Am Anfang gab es Bedenken. Eine gehörlose Kollegin? Wie kann sie mit Mitarbeitern kommunizieren und wie mit Klienten? Ist sie in der Lage, einen Arbeitstag mit etwa 15 Stationen bei pflegebedürftigen Menschen zu bewältigen? Kann sie Auto fahren? „Wir konnten uns das nur schwer vorstellen“, sagt Ulrike Blechschmidt, stellvertretende Pflegedienstleitung der Sozialstation der Johanniter in Hannover. Dann kam Anika Niebler zum Vorstellungsgespräch und fegte alle Vorbehalte vom Tisch. Die dreijährige Ausbildung zur Altenpflegerin so gut wie abgeschlossen, den Führerschein in der Tasche, eine eigene Wohnung, ein aufgeschlossenes Wesen und ganz viel Willen. Die Johanniter vereinbarten mit ihr erstmal ein sechswöchiges Praktikum, zum Oktober folgt nun die Anstellung als examinierte Altenpflegerin in der ambulanten Pflege.
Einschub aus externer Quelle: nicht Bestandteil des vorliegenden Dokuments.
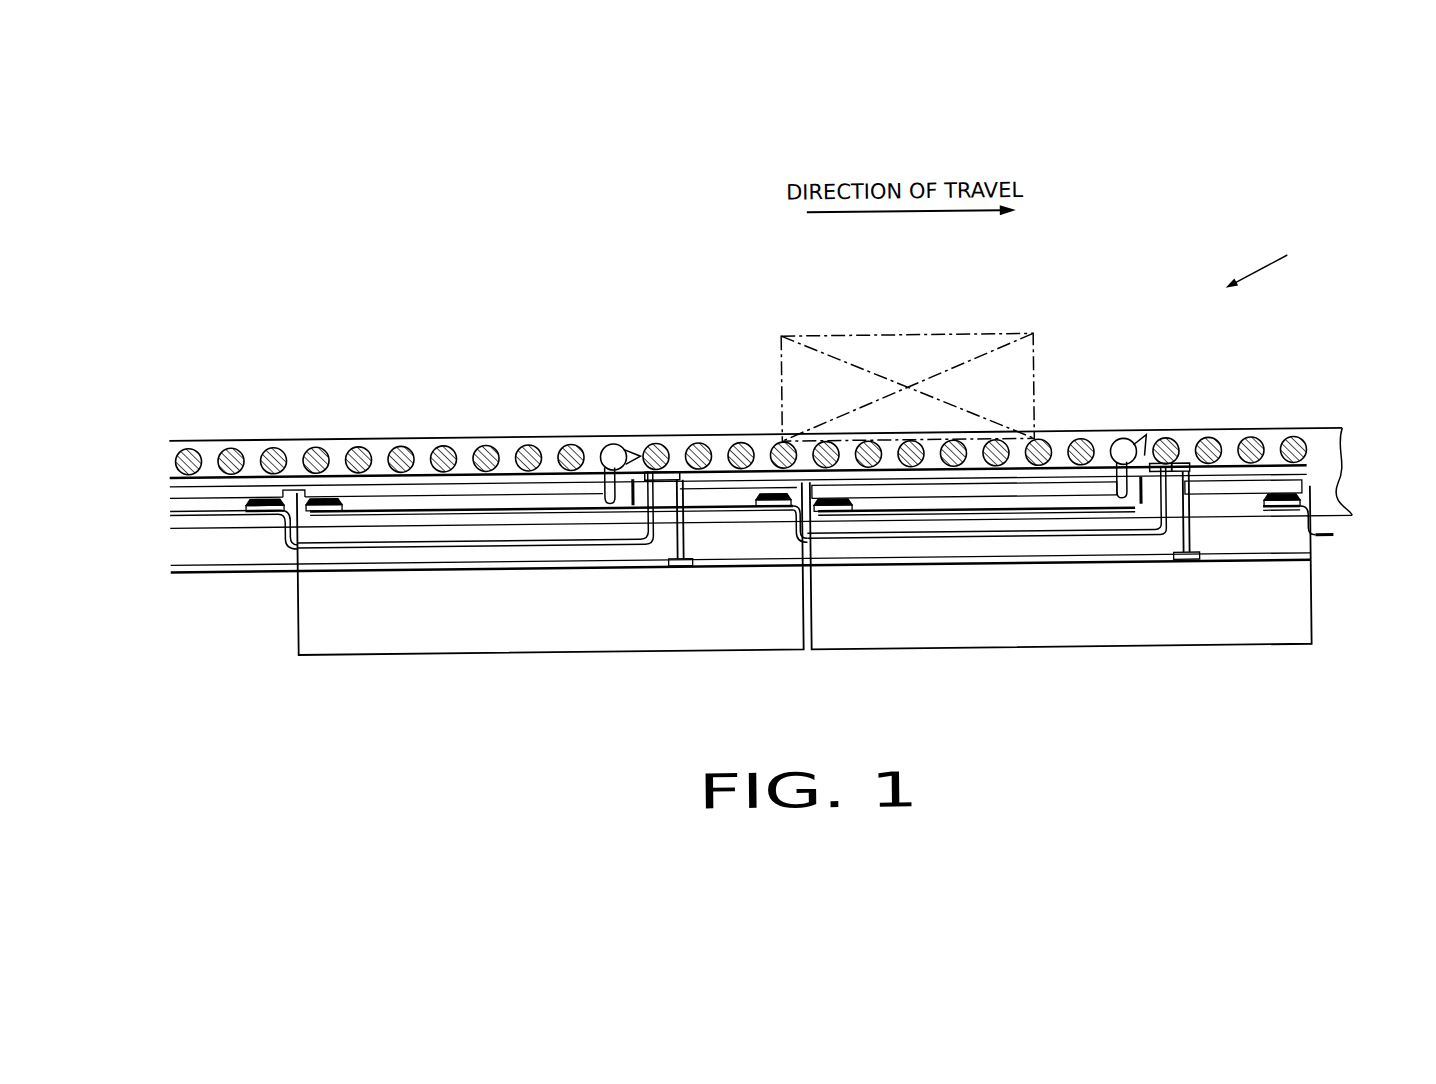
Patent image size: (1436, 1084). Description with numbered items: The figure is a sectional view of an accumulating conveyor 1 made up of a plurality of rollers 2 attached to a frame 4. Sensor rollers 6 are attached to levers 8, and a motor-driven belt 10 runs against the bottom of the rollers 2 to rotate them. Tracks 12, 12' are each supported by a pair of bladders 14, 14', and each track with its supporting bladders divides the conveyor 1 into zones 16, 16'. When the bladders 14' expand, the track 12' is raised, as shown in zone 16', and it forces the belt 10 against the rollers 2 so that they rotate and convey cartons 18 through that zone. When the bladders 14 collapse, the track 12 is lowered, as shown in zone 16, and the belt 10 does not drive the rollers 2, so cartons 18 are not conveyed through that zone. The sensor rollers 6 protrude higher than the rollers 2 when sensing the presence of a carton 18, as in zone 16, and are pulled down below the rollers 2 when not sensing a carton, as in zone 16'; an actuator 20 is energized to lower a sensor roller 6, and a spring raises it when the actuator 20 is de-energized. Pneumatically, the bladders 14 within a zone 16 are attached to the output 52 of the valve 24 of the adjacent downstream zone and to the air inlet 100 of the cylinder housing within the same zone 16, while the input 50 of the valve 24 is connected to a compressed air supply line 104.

The accumulating conveyor 1 is at (1263, 261).
The rollers 2 is at (741, 424).
The frame 4 is at (1316, 432).
The sensor rollers 6 is at (640, 449).
The levers 8 is at (615, 443).
The belt 10 is at (718, 467).
The track 12 is at (1057, 547).
The track 12' is at (489, 556).
The bladders 14 is at (1057, 551).
The bladders 14' is at (519, 560).
The zone 16 is at (1061, 586).
The zone 16' is at (550, 593).
The cartons 18 is at (912, 337).
The actuator 20 is at (648, 489).
The valve 24 is at (1163, 467).
The input of the valve 50 is at (1178, 471).
The output of the valve 52 is at (1333, 541).
The air inlet of the cylinder housing 100 is at (1132, 514).
The compressed air supply line 104 is at (1056, 562).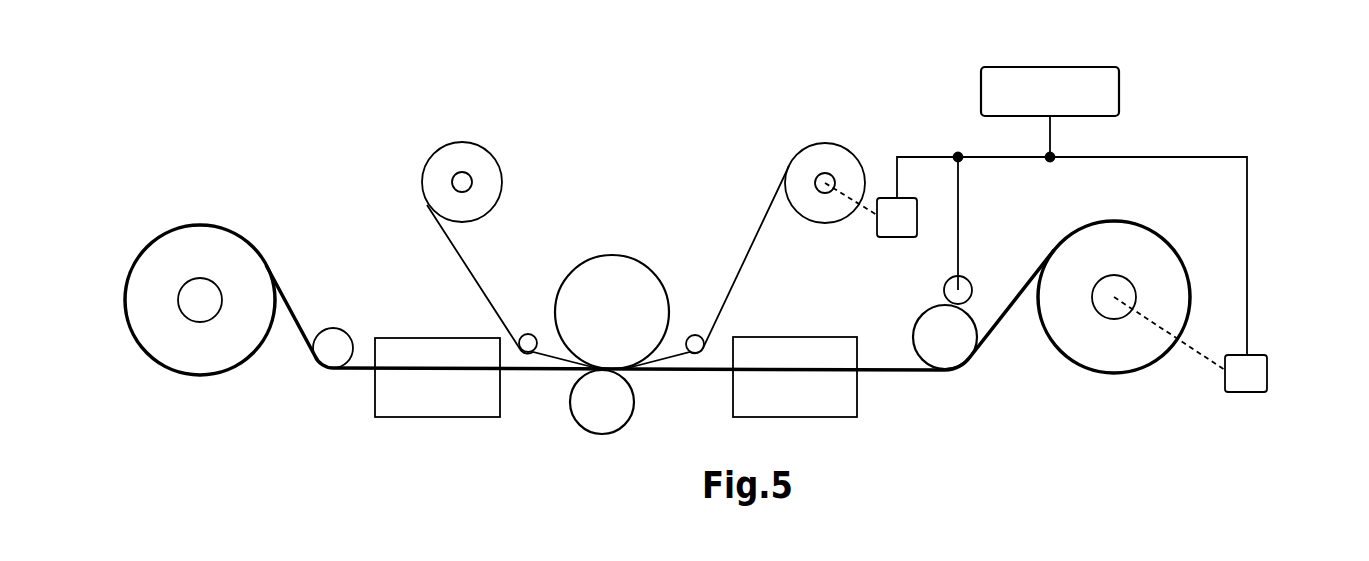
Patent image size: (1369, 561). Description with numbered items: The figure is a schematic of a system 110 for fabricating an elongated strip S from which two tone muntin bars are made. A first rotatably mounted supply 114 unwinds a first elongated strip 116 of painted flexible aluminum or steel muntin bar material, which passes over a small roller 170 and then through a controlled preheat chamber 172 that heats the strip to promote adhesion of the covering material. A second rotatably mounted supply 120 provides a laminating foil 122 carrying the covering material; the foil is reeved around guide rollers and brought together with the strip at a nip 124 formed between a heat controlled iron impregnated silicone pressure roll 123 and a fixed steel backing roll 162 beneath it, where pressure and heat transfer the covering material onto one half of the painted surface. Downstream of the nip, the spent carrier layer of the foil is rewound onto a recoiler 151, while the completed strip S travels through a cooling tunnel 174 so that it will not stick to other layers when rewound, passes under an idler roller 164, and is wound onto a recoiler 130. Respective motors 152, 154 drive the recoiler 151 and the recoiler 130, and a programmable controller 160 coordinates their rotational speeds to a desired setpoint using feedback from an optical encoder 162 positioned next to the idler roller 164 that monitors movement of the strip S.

The system 110 is at (698, 74).
The first rotatably mounted supply 114 is at (168, 234).
The first elongated strip 116 is at (297, 328).
The second rotatably mounted supply 120 is at (477, 162).
The laminating foil 122 is at (480, 278).
The pressure roll 123 is at (633, 277).
The nip 124 is at (558, 381).
The recoiler 130 is at (1115, 357).
The recoiler 151 is at (838, 158).
The motor 152 is at (893, 226).
The motor 154 is at (1252, 370).
The programmable controller 160 is at (1055, 72).
The optical encoder 162 is at (605, 420).
The idler roller 164 is at (947, 352).
The idler roller 170 is at (328, 357).
The controlled preheat chamber 172 is at (440, 405).
The cooling tunnel 174 is at (810, 407).
The elongated strip S is at (1000, 322).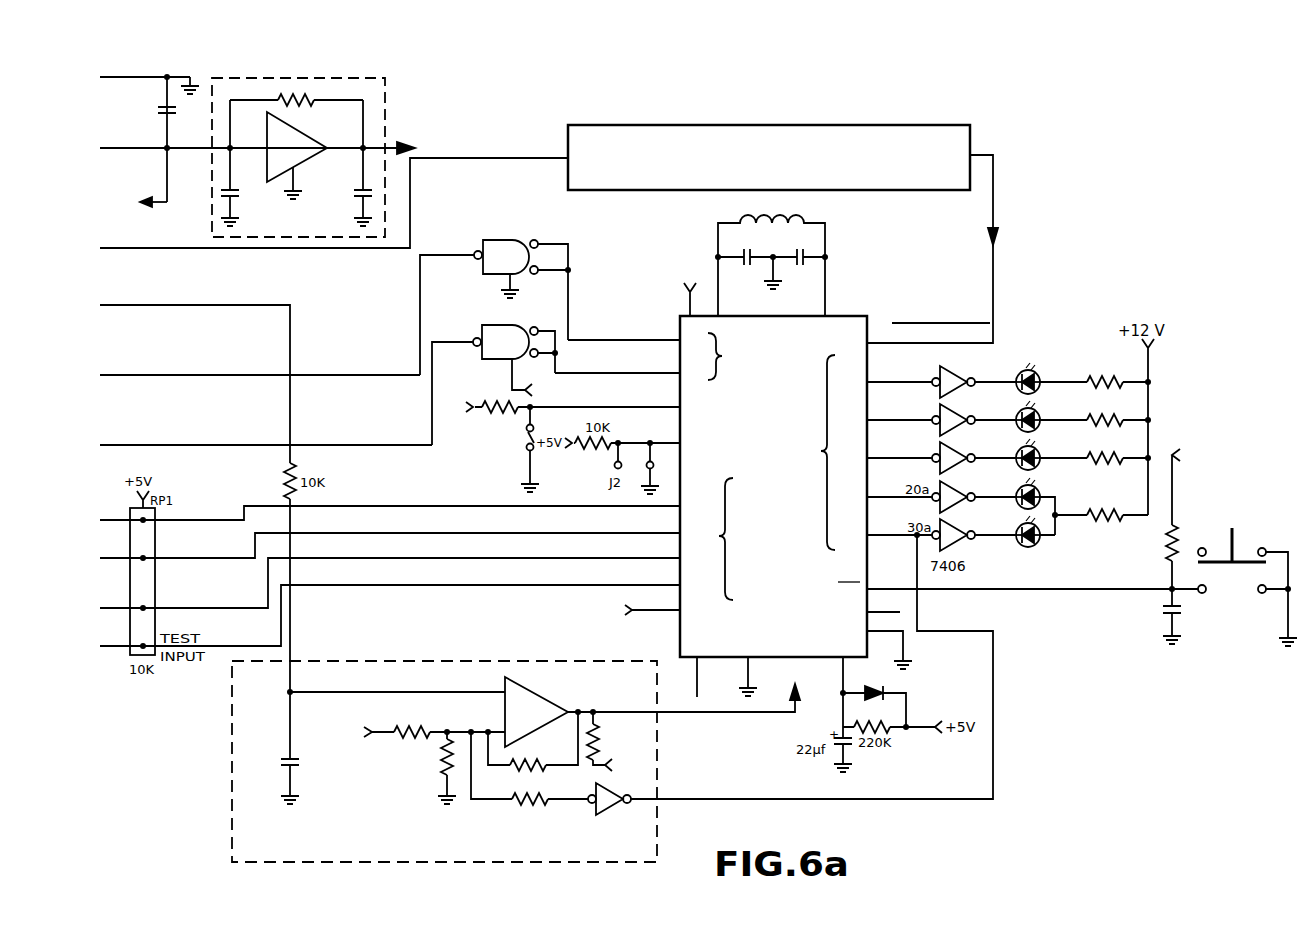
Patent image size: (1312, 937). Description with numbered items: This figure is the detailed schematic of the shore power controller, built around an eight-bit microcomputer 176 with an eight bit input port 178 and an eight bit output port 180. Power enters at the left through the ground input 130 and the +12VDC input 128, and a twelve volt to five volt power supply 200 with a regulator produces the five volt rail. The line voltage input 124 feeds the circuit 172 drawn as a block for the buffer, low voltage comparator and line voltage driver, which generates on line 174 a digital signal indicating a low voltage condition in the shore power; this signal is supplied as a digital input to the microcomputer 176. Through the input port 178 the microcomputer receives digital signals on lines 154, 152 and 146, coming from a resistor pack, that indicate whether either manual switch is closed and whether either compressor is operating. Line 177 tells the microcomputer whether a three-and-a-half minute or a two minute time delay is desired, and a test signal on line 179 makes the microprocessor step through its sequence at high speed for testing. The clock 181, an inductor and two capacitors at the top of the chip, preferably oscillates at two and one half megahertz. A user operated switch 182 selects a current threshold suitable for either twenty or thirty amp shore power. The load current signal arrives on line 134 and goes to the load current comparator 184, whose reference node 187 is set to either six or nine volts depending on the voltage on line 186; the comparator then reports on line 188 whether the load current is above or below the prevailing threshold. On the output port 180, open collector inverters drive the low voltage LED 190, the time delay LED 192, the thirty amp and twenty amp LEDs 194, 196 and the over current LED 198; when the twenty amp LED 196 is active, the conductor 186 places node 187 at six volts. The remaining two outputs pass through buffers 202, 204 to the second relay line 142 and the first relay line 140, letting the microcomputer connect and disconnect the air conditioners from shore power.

The line voltage input 124 is at (250, 248).
The +12VDC input 128 is at (126, 148).
The ground input 130 is at (128, 77).
The load current line 134 is at (250, 305).
The relay 1 line 140 is at (250, 445).
The relay 2 line 142 is at (250, 375).
The compressor current line 146 is at (112, 608).
The AC1 switch line 152 is at (110, 558).
The AC2 switch line 154 is at (118, 520).
The circuit 172 is at (942, 125).
The line 174 is at (995, 283).
The microcomputer 176 is at (750, 488).
The line 177 is at (598, 407).
The input port 178 is at (753, 539).
The line 179 is at (567, 585).
The output port 180 is at (771, 441).
The clock 181 is at (833, 283).
The switch 182 is at (1237, 548).
The load current comparator 184 is at (516, 761).
The line 186 is at (841, 665).
The node 187 is at (470, 726).
The line 188 is at (716, 714).
The low voltage LED 190 is at (1007, 381).
The time delay LED 192 is at (1007, 457).
The LED 194 is at (1007, 506).
The 20 amp LED 196 is at (961, 534).
The over current LED 198 is at (1007, 419).
The power supply 200 is at (385, 104).
The buffer 202 is at (490, 358).
The buffer 204 is at (491, 274).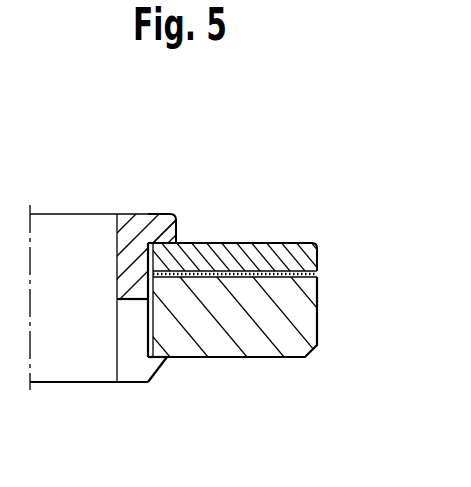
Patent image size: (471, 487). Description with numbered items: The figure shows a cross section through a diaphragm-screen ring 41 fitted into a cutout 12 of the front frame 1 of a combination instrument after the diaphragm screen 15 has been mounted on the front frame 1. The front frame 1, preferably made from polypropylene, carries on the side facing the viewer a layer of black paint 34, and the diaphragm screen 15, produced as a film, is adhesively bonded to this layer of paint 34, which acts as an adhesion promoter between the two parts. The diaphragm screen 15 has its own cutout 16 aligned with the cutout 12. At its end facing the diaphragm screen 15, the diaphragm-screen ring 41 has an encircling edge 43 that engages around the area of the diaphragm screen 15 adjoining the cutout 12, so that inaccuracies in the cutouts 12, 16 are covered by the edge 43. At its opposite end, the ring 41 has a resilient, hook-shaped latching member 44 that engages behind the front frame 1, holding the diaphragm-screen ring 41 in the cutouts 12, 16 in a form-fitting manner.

Ihr neuer Arbeitgeber ist froh, sie halten zu können. Die Klienten fühlen sich von Anika Niebler sehr gut gepflegt und auf besondere Weise wahrgenommen. „Sie erreicht Menschen auf einer anderen Ebene. Durch das fehlende Gehör arbeitet sie sehr konzentriert. Sie ist mehr da“, versucht Ulrike Blechschmidt die Besonderheit zu beschreiben.

Anika Niebler und Ulrike Blechschmidt, stellvertretende Pflegedienstleiterin der Johanniter-Sozialstation Hannover, im Gespräch. Foto: (JUH/Jan Klaassen)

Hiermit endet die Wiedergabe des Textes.